Импортируем необходимые библиотеки и модули, в том числе, модули мпровизированной KazanExpressLibrary, в которых содержатся необходимые для работы иерархического классификатора классы.

In [1]:
import pandas as pd
import numpy as np
import os
from pathlib import Path
import pickle
import tqdm

from HierarhicalLibrary import Classifier, CategoryTree, Encoder

Загружаем данные

In [2]:
cat_tree_df = pd.read_csv('categories_tree.csv', index_col=0)
full_train_data = pd.read_parquet('train.parquet')

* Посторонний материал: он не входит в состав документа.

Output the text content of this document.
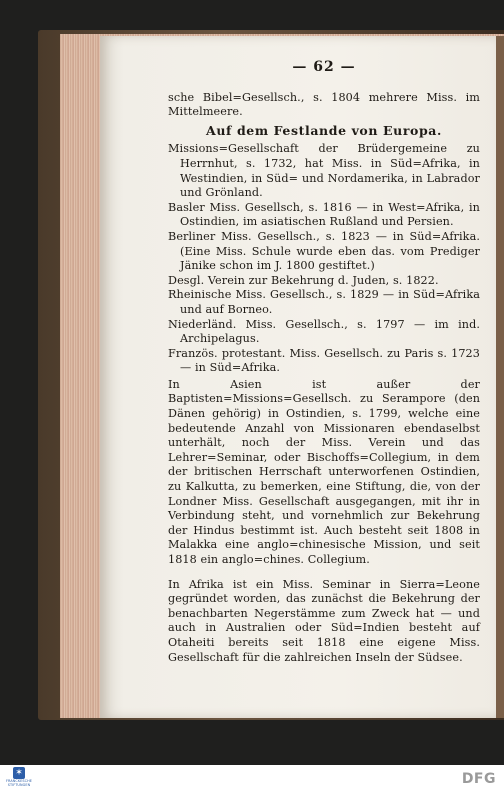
— 62 —

sche Bibel=Gesellsch., s. 1804 mehrere Miss. im Mittelmeere.

Auf dem Festlande von Europa.

Missions=Gesellschaft der Brüdergemeine zu Herrnhut, s. 1732, hat Miss. in Süd=Afrika, in Westindien, in Süd= und Nordamerika, in Labrador und Grönland.

Basler Miss. Gesellsch, s. 1816 — in West=Afrika, in Ostindien, im asiatischen Rußland und Persien.

Berliner Miss. Gesellsch., s. 1823 — in Süd=Afrika. (Eine Miss. Schule wurde eben das. vom Prediger Jänike schon im J. 1800 gestiftet.)

Desgl. Verein zur Bekehrung d. Juden, s. 1822.

Rheinische Miss. Gesellsch., s. 1829 — in Süd=Afrika und auf Borneo.

Niederländ. Miss. Gesellsch., s. 1797 — im ind. Archipelagus.

Französ. protestant. Miss. Gesellsch. zu Paris s. 1723 — in Süd=Afrika.

In Asien ist außer der Baptisten=Missions=Gesellsch. zu Serampore (den Dänen gehörig) in Ostindien, s. 1799, welche eine bedeutende Anzahl von Missionaren ebendaselbst unterhält, noch der Miss. Verein und das Lehrer=Seminar, oder Bischoffs=Collegium, in dem der britischen Herrschaft unterworfenen Ostindien, zu Kalkutta, zu bemerken, eine Stiftung, die, von der Londner Miss. Gesellschaft ausgegangen, mit ihr in Verbindung steht, und vornehmlich zur Bekehrung der Hindus bestimmt ist. Auch besteht seit 1808 in Malakka eine anglo=chinesische Mission, und seit 1818 ein anglo=chines. Collegium.

In Afrika ist ein Miss. Seminar in Sierra=Leone gegründet worden, das zunächst die Bekehrung der benachbarten Negerstämme zum Zweck hat — und auch in Australien oder Süd=Indien besteht auf Otaheiti bereits seit 1818 eine eigene Miss. Gesellschaft für die zahlreichen Inseln der Südsee.

✶
FRANCKESCHE
STIFTUNGEN	DFG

Подготавливаем полный, тренировочный и валидационный датасеты:
перемешиваем данные в фрейме,
удаляем колонки рейтинга и кол-ва отзывов,
корректируем типы данных колонок,
заполняем пропущенные значения,
текст из колонок 'title', 'short_description' и 'name_value_characteristics' объединяем в колонку "Document", колонку 'title' берём дважды, чтобы увеличить её вес.

In [3]:
data_full = full_train_data.sample(frac=1, random_state=1).copy()
data_full.drop(['rating', 'feedback_quantity'], axis=1, inplace=True)
data_full.title = data_full.title.astype('string')
data_full.short_description = data_full.short_description.astype('string')
data_full.fillna(value='', inplace=True)
data_full.name_value_characteristics = data_full.name_value_characteristics.astype('string')
data_full = data_full.assign(Document=[str(x) + ' ' + str(y) + ' ' + str(z) + ' ' + str(x) for x, y, z in zip(data_full['title'], data_full['short_description'], data_full['name_value_characteristics'])])
data_full.drop(['title', 'short_description', 'name_value_characteristics'], axis=1, inplace=True)
data_full.Document = data_full.Document.astype('string')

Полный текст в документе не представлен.